1. The utility model provides an improvement structure of drawing force test fixture for the drawing force of test piece, its characterized in that: comprises that

2. The improved structure of the drawing force testing tool according to claim 1, characterized in that: the base is equipped with first connection structure, the polylith be equipped with second connection structure in the backup pad, first connection structure with second connection structure can dismantle the connection, just first connection structure's quantity is more than second connection structure.

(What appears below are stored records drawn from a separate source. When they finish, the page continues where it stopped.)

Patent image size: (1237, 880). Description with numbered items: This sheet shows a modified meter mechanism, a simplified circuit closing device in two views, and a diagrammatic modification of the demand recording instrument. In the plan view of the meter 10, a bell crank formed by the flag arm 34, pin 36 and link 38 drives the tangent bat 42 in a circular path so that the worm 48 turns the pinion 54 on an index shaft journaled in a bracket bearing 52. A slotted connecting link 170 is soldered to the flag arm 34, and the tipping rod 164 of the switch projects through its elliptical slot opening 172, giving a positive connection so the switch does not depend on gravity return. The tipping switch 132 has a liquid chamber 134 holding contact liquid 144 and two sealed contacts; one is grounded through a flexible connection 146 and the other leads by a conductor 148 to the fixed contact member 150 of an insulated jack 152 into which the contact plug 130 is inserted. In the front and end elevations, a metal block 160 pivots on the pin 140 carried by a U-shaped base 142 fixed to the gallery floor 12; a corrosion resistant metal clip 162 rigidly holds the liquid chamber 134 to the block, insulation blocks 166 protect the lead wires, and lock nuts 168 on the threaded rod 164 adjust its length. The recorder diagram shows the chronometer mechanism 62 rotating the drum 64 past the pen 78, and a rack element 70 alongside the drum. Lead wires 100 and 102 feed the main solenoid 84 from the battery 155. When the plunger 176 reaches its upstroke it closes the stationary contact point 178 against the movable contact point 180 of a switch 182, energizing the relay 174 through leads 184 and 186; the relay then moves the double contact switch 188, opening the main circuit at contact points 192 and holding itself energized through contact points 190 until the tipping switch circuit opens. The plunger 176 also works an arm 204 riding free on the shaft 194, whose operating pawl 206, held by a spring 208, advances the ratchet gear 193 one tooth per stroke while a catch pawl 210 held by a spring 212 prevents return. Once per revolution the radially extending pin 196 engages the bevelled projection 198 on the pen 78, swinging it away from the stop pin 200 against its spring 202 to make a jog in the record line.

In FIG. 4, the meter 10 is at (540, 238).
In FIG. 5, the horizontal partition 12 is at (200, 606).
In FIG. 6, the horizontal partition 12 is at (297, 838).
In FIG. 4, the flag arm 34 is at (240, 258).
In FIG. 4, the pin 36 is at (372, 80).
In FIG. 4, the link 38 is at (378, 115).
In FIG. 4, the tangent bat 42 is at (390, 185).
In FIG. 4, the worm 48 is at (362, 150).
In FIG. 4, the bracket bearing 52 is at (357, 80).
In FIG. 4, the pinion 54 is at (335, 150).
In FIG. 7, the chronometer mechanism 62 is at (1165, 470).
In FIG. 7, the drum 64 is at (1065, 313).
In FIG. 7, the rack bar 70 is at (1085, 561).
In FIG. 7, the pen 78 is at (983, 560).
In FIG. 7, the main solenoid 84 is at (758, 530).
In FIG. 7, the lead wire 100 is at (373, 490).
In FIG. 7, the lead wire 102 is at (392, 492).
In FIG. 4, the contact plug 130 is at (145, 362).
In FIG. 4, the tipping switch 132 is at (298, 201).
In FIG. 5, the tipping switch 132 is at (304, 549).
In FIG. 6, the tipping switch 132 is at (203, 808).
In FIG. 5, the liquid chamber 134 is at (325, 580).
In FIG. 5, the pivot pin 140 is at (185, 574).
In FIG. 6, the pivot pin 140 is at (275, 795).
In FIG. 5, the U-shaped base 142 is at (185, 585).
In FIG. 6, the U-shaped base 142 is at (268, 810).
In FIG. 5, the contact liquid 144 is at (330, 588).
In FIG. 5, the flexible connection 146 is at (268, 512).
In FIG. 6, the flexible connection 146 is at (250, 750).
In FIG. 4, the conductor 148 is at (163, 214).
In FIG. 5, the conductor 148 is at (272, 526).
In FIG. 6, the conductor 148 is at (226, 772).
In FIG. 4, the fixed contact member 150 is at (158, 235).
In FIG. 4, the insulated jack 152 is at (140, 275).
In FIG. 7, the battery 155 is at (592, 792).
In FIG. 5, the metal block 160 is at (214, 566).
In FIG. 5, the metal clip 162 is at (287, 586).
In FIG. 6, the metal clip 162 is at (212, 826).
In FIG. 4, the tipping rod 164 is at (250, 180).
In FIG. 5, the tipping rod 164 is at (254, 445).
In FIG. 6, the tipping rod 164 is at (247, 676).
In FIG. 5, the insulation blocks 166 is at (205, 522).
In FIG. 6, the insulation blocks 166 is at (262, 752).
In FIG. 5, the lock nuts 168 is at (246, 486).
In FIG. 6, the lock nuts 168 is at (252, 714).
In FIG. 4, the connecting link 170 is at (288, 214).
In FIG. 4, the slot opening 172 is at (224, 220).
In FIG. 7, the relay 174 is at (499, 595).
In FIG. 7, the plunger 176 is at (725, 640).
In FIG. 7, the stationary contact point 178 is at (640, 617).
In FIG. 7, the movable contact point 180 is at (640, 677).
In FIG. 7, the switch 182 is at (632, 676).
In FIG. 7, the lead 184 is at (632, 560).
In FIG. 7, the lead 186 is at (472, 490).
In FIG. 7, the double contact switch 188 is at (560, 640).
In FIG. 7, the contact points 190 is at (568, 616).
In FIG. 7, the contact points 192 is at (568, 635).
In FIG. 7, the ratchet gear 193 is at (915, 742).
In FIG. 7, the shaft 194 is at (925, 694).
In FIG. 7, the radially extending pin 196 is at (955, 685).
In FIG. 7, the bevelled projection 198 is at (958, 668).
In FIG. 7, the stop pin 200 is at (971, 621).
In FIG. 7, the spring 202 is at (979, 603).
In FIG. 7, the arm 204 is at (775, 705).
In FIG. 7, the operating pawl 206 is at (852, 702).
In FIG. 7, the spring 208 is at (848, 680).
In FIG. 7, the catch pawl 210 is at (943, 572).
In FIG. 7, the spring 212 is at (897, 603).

3. The improved structure of the drawing force testing tool according to claim 1, characterized in that: and a plurality of fixing pieces are arranged on the supporting plates, and the tensile machine is fixed on the supporting plates through the fixing pieces.

4. The improved structure of the drawing force testing tool according to claim 3, characterized in that: the tensile machine comprises

5. The improved structure of the drawing force testing tool according to claim 4, characterized in that: the lifting piece comprises a rotating ring, a lifting rod and a rotating handle, the lifting rod penetrates through the cross beam and is rotatably and fixedly connected with the bottom plate, one end, far away from the bottom plate, of the lifting rod is connected with the rotating ring, and the rotating ring is provided with the rotating handle.

6. The improved structure of the drawing force testing tool according to claim 5, characterized in that: the surface of the pull-up rod is provided with an external thread, the cross beam is provided with an internal thread at the position where the pull-up rod passes through, and the external thread is matched with the internal thread.

7. The improved structure of the drawing force testing tool according to claim 1, characterized in that: the pressing piece is of an elbow clamp structure, the elbow clamp structure comprises pressing parts, and the elbow clamp structures are divided into different types according to different pressing parts; a plurality of the pressing pieces at least correspond to one elbow clamp structure.

8. The improved structure of the drawing force testing tool according to claim 7, characterized in that: the elbow clamp comprises three elbow clamp structures which are respectively corresponding to a first pressing piece, a second pressing piece and a third pressing piece; the pressing part of the first pressing piece is a first pressing block with an inclined surface, the pressing parts of the second pressing pieces are two second pressing blocks, the opposite sides of the two second pressing blocks form first matching surfaces respectively, the pressing parts of the third pressing pieces are two third pressing blocks, and the opposite sides of the two third pressing blocks form second matching surfaces respectively.

9. The improved structure of the drawing force testing tool according to claim 8, characterized in that: each supporting plate is provided with at least one of a first pressing piece, a second pressing piece and a third pressing piece.

10. The improved structure of the drawing force testing tool according to claim 8, characterized in that: the first matching surface is an inclined surface, and the second matching surface is a combination surface of two direction planes.